Does the description disclose side effects, auth requirements, rate limits, or destructive behavior?

No annotations are present, and the description does not disclose behavioral traits like authentication requirements, idempotency, or side effects beyond creation. The token parameter is mentioned as optional, but no clarity on what happens if omitted.

Agents need to know what a tool does to the world before calling it. Descriptions should go beyond structured annotations to explain consequences.

Conciseness3/5

Is the description appropriately sized, front-loaded, and free of redundancy?

The description uses a clear structure with 'Args:' but includes the `ctx` parameter which is automatically injected, adding unnecessary detail. It could be more concise by omitting obvious parameters.

Shorter descriptions cost fewer tokens and are easier for agents to parse. Every sentence should earn its place.

Completeness3/5

Given the tool's complexity, does the description cover enough for an agent to succeed on first attempt?
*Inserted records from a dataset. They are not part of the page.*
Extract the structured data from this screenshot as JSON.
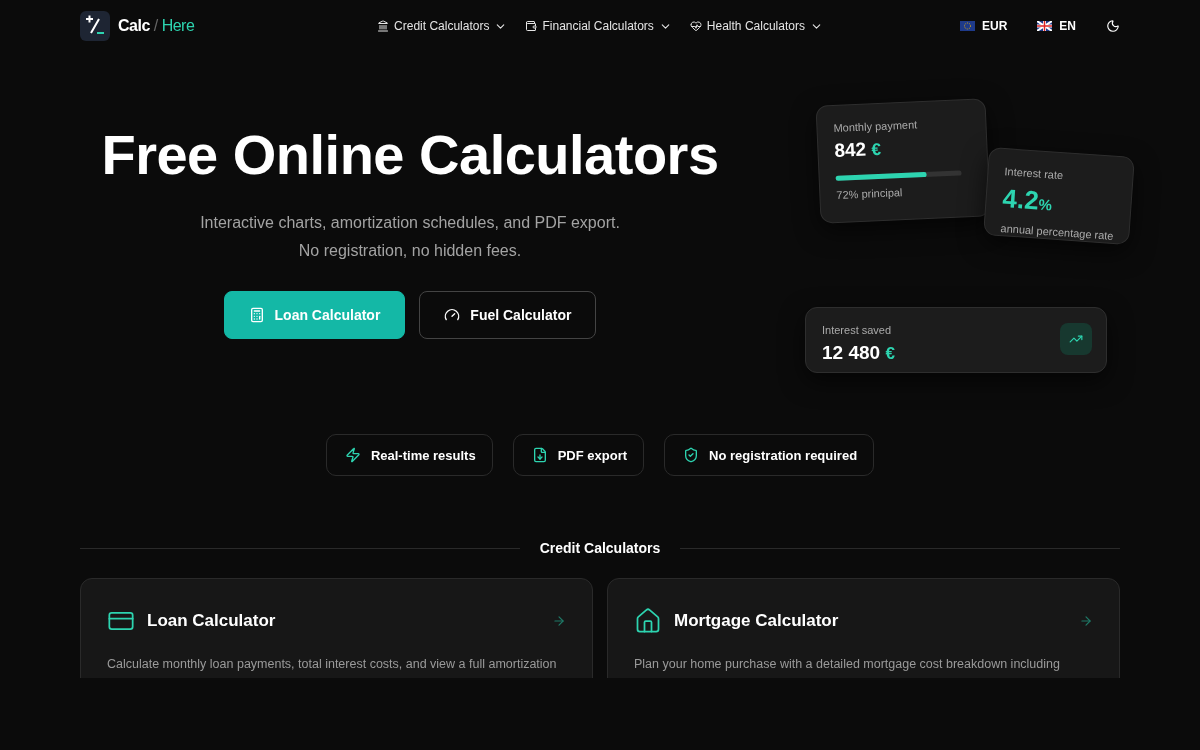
{
  "logo": {
    "main": "Calc",
    "slash": "/",
    "accent": "Here"
  },
  "nav": [
    {
      "label": "Credit Calculators"
    },
    {
      "label": "Financial Calculators"
    },
    {
      "label": "Health Calculators"
    }
  ],
  "currency": {
    "label": "EUR"
  },
  "language": {
    "label": "EN"
  },
  "hero": {
    "title": "Free Online Calculators",
    "subtitle": "Interactive charts, amortization schedules, and PDF export. No registration, no hidden fees.",
    "buttons": [
      {
        "label": "Loan Calculator",
        "kind": "primary"
      },
      {
        "label": "Fuel Calculator",
        "kind": "secondary"
      }
    ]
  },
  "stat_cards": [
    {
      "label": "Monthly payment",
      "value": "842",
      "unit": "€",
      "note": "72% principal",
      "level": 0.72
    },
    {
      "label": "Interest rate",
      "value": "4.2",
      "unit": "%",
      "note": "annual percentage rate"
    },
    {
      "label": "Interest saved",
      "value": "12 480",
      "unit": "€"
    }
  ],
  "features": [
    {
      "label": "Real-time results"
    },
    {
      "label": "PDF export"
    },
    {
      "label": "No registration required"
    }
  ],
  "section": {
    "title": "Credit Calculators",
    "cards": [
      {
        "title": "Loan Calculator",
        "description": "Calculate monthly loan payments, total interest costs, and view a full amortization"
      },
      {
        "title": "Mortgage Calculator",
        "description": "Plan your home purchase with a detailed mortgage cost breakdown including"
      }
    ]
  }
}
The description covers all parameters and provides an output schema (presumably for the project object), but lacks guidance on usage context. For a creation tool, it is minimally complete but not exceptional.

Complex tools with many parameters or behaviors need more documentation. Simple tools need less. This dimension scales expectations accordingly.

Parameters4/5

Does the description clarify parameter syntax, constraints, interactions, or defaults beyond what the schema provides?
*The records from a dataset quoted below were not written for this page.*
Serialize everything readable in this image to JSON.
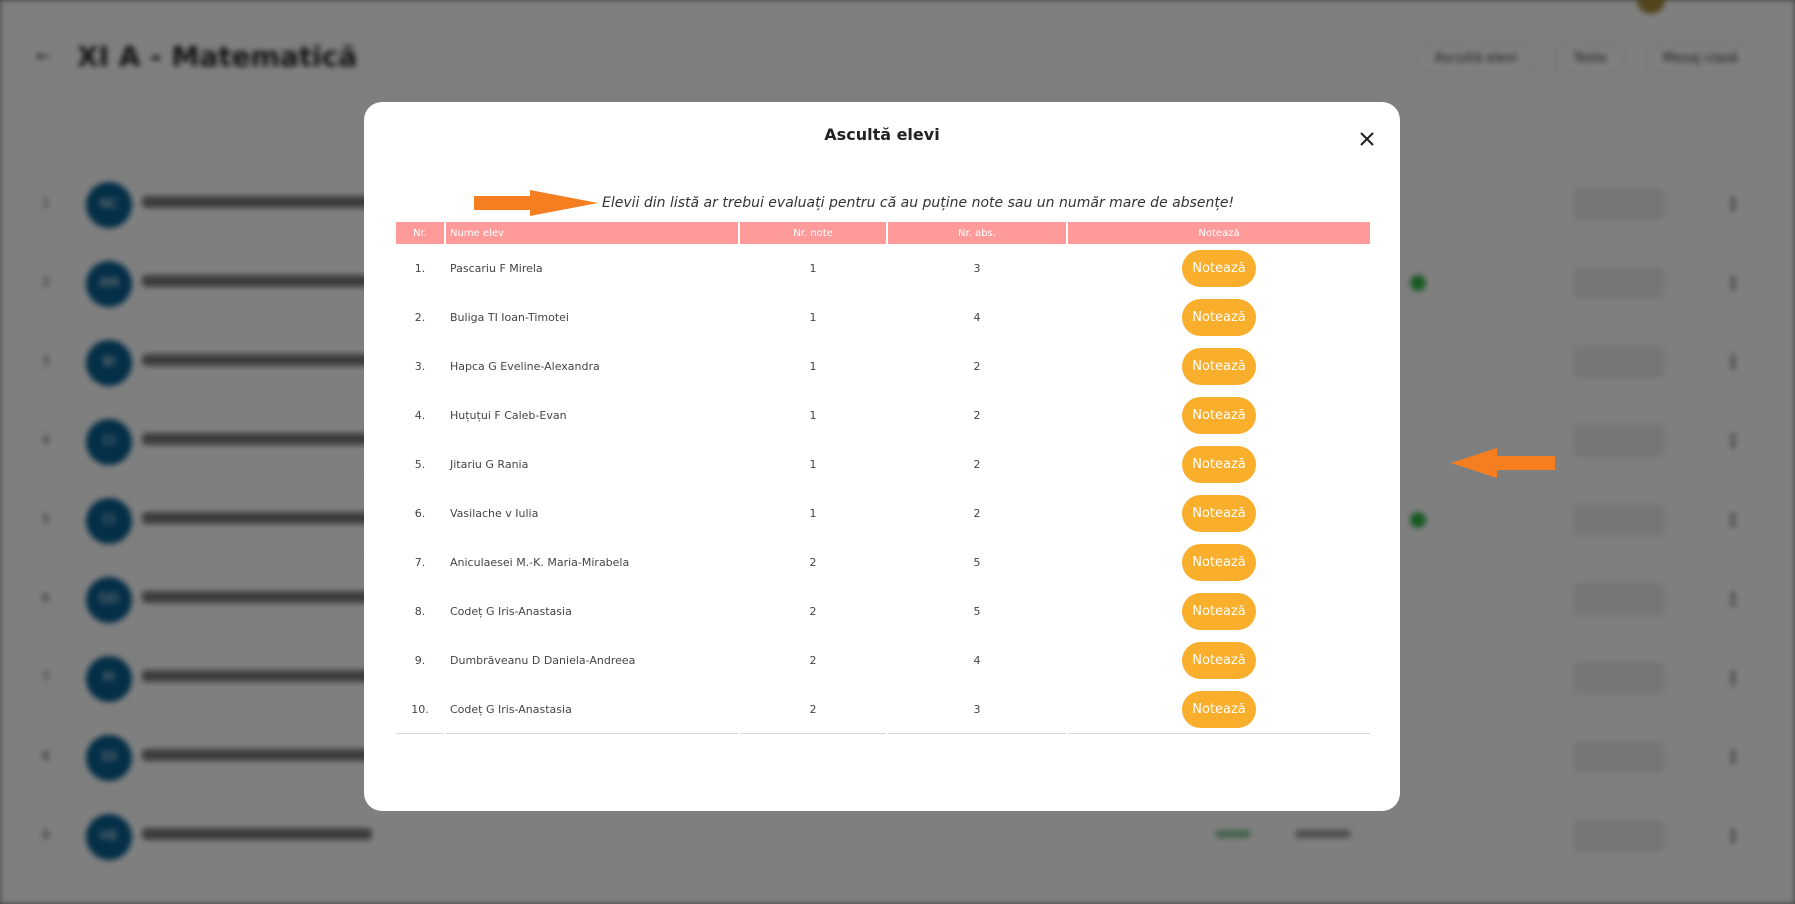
{
  "background": {
    "page_title": "XI A - Matematică",
    "actions": [
      "Ascultă elevi",
      "Teste",
      "Mesaj clasă"
    ],
    "rows": [
      "NC",
      "AM",
      "BI",
      "CI",
      "CI",
      "DD",
      "PI",
      "SS",
      "HE"
    ]
  },
  "modal": {
    "title": "Ascultă elevi",
    "hint": "Elevii din listă ar trebui evaluați pentru că au puține note sau un număr mare de absențe!",
    "columns": [
      "Nr.",
      "Nume elev",
      "Nr. note",
      "Nr. abs.",
      "Notează"
    ],
    "button_label": "Notează",
    "students": [
      {
        "nr": "1.",
        "name": "Pascariu F Mirela",
        "notes": "1",
        "absences": "3"
      },
      {
        "nr": "2.",
        "name": "Buliga TI Ioan-Timotei",
        "notes": "1",
        "absences": "4"
      },
      {
        "nr": "3.",
        "name": "Hapca G Eveline-Alexandra",
        "notes": "1",
        "absences": "2"
      },
      {
        "nr": "4.",
        "name": "Huțuțui F Caleb-Evan",
        "notes": "1",
        "absences": "2"
      },
      {
        "nr": "5.",
        "name": "Jitariu G Rania",
        "notes": "1",
        "absences": "2"
      },
      {
        "nr": "6.",
        "name": "Vasilache v Iulia",
        "notes": "1",
        "absences": "2"
      },
      {
        "nr": "7.",
        "name": "Aniculaesei M.-K. Maria-Mirabela",
        "notes": "2",
        "absences": "5"
      },
      {
        "nr": "8.",
        "name": "Codeț G Iris-Anastasia",
        "notes": "2",
        "absences": "5"
      },
      {
        "nr": "9.",
        "name": "Dumbrăveanu D Daniela-Andreea",
        "notes": "2",
        "absences": "4"
      },
      {
        "nr": "10.",
        "name": "Codeț G Iris-Anastasia",
        "notes": "2",
        "absences": "3"
      }
    ]
  },
  "colors": {
    "header_bg": "#ff9a9a",
    "button_bg": "#f9ae2c",
    "annotation_arrow": "#f57e20",
    "avatar_bg": "#075e8f"
  }
}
The description adds meaning to all five parameters (name, description, visibility, token, ctx) beyond the input schema's titles and defaults. It explains the role of each parameter, compensating for the 0% schema description coverage.

Input schemas describe structure but not intent. Descriptions should explain non-obvious parameter relationships and valid value ranges.

Purpose5/5

Does the description clearly state what the tool does and how it differs from similar tools?

The description clearly states the verb 'Create' and the resource 'GitLab project', making the action unambiguous. It effectively distinguishes from sibling tools like archive_project, delete_project, and fork_project.

Agents choose between tools based on descriptions. A clear purpose with a specific verb and resource helps agents select the right tool.

Usage Guidelines2/5

Does the description explain when to use this tool, when not to, or what alternatives exist?

No guidance is provided on when to use this tool versus alternatives such as fork_project or transfer_project. The description lacks any context about prerequisites or scenarios.

Agents often have multiple tools that could apply. Explicit usage guidance like "use X instead of Y when Z" prevents misuse.